Time series, while not hard persay, is not as straight-forward at the classification and regression problems that are the bread and butter of data science.
- Dominant models haven’t changed much in decades. This scares us data scientists, we need the latest and greatest.
- No consistent open-source solutions (outside of R’s
forecast
) - Commercial is expensive for questionable improvement – they are mostly R wrapped in custom wrappers.
- Custom solutions are difficult to maintain.
- Accuracy is often low! Often because time series of interest are tied to very complicated external factors, like the global economy.
- Productionizing is difficult, because models need to be frequently retrained, and handle constantly evolving situations
And I am about to give you the means by which to get simple, quick, reliable, and near-optimal (say, 90% of what’s possible) results.

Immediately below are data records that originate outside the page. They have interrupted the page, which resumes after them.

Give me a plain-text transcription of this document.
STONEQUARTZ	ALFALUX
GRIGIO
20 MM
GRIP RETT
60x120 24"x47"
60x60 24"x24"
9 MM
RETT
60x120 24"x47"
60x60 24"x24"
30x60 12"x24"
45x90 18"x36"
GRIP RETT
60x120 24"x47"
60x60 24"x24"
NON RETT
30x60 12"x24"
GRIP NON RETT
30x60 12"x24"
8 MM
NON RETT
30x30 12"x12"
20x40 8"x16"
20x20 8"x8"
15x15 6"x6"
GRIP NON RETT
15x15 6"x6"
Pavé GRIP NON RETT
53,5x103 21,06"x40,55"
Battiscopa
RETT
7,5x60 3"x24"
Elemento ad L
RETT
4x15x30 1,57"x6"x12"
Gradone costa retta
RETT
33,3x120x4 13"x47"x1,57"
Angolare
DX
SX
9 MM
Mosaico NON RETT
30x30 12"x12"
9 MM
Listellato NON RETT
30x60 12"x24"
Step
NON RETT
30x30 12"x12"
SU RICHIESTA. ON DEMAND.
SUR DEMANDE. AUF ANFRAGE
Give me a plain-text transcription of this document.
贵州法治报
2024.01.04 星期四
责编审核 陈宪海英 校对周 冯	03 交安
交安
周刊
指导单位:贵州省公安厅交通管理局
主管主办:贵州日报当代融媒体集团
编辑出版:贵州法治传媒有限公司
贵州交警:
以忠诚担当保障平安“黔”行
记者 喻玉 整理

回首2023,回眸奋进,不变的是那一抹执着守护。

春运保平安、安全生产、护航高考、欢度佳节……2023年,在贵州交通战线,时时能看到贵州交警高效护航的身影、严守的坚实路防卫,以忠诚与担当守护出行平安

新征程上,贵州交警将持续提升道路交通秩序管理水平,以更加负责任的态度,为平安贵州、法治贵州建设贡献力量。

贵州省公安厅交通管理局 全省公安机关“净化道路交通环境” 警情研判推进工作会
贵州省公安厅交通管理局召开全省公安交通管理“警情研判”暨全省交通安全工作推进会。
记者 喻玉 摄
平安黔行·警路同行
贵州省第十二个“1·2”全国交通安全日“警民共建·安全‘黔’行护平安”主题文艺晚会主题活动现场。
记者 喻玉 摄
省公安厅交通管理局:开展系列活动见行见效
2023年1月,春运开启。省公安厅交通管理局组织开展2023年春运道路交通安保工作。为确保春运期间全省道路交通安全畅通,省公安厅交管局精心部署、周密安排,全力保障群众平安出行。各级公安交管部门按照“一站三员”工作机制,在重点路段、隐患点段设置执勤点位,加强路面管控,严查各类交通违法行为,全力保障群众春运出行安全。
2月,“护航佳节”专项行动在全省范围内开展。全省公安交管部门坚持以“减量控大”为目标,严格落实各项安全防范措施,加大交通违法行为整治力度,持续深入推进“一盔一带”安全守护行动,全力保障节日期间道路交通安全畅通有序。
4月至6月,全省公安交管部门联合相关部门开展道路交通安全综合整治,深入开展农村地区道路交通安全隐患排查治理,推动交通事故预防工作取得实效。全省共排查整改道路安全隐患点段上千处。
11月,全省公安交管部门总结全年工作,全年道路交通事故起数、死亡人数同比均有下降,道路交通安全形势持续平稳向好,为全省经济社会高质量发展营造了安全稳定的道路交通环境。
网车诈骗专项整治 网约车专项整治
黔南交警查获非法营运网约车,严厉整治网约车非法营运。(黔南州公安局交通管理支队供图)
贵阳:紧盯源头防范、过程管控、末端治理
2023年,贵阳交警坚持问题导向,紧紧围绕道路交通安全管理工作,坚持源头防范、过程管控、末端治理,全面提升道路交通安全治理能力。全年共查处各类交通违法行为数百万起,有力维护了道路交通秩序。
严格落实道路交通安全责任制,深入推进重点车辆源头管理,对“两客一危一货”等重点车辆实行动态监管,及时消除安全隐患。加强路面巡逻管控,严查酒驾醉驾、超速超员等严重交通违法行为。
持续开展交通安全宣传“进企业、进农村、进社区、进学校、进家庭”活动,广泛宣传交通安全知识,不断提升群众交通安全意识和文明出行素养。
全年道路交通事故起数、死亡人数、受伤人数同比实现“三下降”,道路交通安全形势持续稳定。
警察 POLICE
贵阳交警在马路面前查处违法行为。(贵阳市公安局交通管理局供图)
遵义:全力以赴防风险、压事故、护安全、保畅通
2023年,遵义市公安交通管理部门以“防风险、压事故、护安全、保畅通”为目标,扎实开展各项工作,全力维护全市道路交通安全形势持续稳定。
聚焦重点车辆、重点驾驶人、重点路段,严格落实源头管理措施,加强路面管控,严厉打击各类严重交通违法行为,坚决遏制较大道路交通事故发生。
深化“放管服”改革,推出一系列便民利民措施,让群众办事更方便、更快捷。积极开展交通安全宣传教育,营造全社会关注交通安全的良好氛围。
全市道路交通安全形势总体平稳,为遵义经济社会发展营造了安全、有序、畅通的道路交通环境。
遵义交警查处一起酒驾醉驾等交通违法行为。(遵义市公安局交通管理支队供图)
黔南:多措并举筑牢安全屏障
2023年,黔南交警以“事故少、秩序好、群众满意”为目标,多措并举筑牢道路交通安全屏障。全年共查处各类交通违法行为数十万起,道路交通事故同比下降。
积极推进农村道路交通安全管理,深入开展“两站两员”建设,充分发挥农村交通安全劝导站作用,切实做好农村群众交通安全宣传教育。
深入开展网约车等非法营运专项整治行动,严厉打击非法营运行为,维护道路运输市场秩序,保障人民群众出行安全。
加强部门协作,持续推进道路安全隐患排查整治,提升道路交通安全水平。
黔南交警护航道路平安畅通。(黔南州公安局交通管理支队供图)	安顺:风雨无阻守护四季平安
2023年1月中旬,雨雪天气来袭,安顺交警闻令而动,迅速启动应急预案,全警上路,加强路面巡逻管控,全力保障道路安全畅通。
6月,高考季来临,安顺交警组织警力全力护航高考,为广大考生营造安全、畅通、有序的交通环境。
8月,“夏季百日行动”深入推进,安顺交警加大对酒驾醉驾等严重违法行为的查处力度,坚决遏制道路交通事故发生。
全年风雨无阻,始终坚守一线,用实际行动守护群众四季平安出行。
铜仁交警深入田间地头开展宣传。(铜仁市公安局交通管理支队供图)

- My time series is flow-y
- ETS with Statsmodels
- My time series is spikey
- Prophet with Regressor and/or Holidays
- I’ve got lots of these time series things to do
- GluonTS models
- Only if required after feedback, develop a custom model.
ETS in Statsmodels
ETS is mathematically very similar to ARIMA, but is more robust and simpler to use. I can understand the math, which tells you how simple it is. It’s also really fast, faster than Prophet. In the M4 competition across a wide variety of data, the benchmark ETS ensemble had a sMAPE of 12.5 versus the very best model at 11.4 sMAPE. Conclusion: ETS is often extremely accurate. Only flaw is that it doesn’t work well with more irregular time series.
Prophet
Prophet is probably the leader in modern data science because it is new (2017) and because it was designed by Facebook for modern use cases. It is quite fast, often quite accurate (although, I find, by itself often a bit worse than ETS). Most importantly, it makes adding in holidays and a regressor really easy. Thus Prophet is a particularly good choice for more irregular time series where holidays are a regressor can explain those irregularities. The easiest to use, bar none.
GluonTS
Neural networks are the future of time series (probably). One neural net can be trained for many related time series. This includes ability to predict new time series better from limited data, good for new product additions. Very fast on many related time series (fastest once the number of related series to predict gets in the hundreds, thousands, hundreds of thousands…). The big caveat here is that it is new and still limited in production usability. That said, being a product of AWS Labs, new still means largely production ready.
When to Go Custom:
- The value of improved accuracy is quite high.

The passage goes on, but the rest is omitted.